Sunday, December 23, 2007

Charlie Wilson's War

Charlie Wilson's War combines a number of great talents into a winning piece of cinema. Mike Nichols' directing, Aaron Sorkin's writing, the talents of Tom Hanks, Philip Seymour Hoffman, and Julia Roberts, and the true story this is based all contribute greatly to the success of this piece.

The story is about Charlie Wilson (Hanks), a senator from Texas who teams up with Gust Avrakatos (Hoffman) a CIA operative, and Joanne Herring (Roberts) a Texas socialite to wage an almost single handed war on the Soviet army invading Afghanistan. The three of them manage to shape policy, direct money, and somehow orchestrate cooperation among half a dozen Middle Eastern countries- all while keeping everything under the radar. It's a brilliant study on the workings of congress, and had it not been a true story, it would have bordered on farce worthy of Dr. Strangelove.

Tom Hanks is, of course, always amazing. That goes without saying. Julia Roberts plays pretty typical Julia Roberts, and I didn't find myself having much empathy with her character. Hoffman is fast proving himself to one of the great actors, and his cynical, yet zen-like role here is evidence of that. Finally, Amy Adams is cast as Wilson's assistant, Bonnie. This was a small role, but she functioned rather well as a foil to Wilson's outlandish behavior. It's his staff that keeps his political career alive.
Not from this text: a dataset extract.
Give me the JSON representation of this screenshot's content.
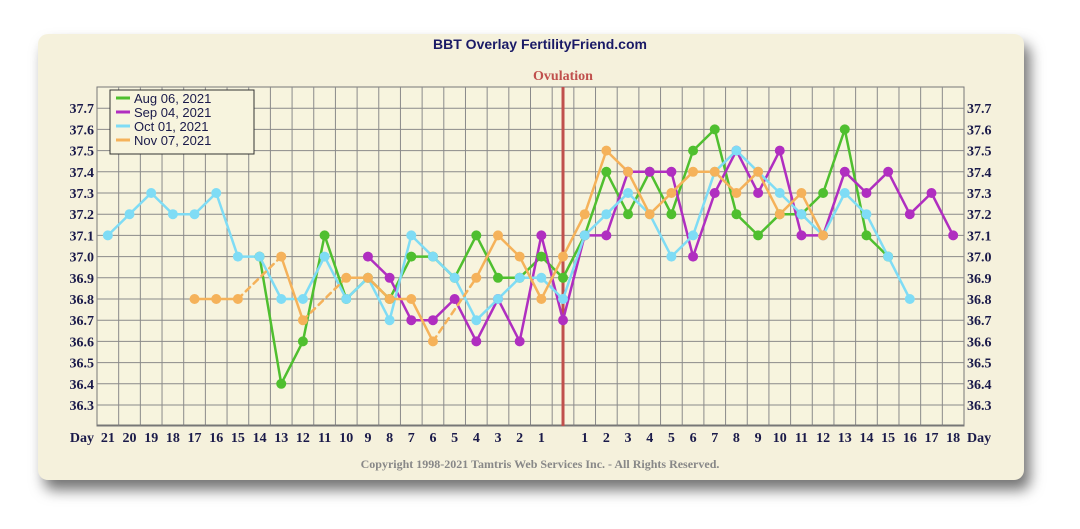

I honestly can't believe Sorkin and Nichols hadn't worked together before. Nichols directed such political gems as Wag the Dog, and Catch-22. Sorkin is of course the mind behind the West Wing television series. They both brought to the table wonderful wit, while still commenting on a rather dark topic. It was very interesting seeing one representation of how Congress may have worked (and may still work). In the movie, it's all about favors, and Wilson was owed more favors than anyone. Votes are not determined necessarily by the issues themselves, but by whoever is willing to return a favor.

The movie had even more poignancy now than if it had been made several years ago, given the current hostilities towards America in the region. On top of the studies in character and Congress itself, Charlie Wilson's war is an interesting study in repercussions. What seems bad at first may turn out for the best, and what seems to be very good, may not be in the end. "We'll see."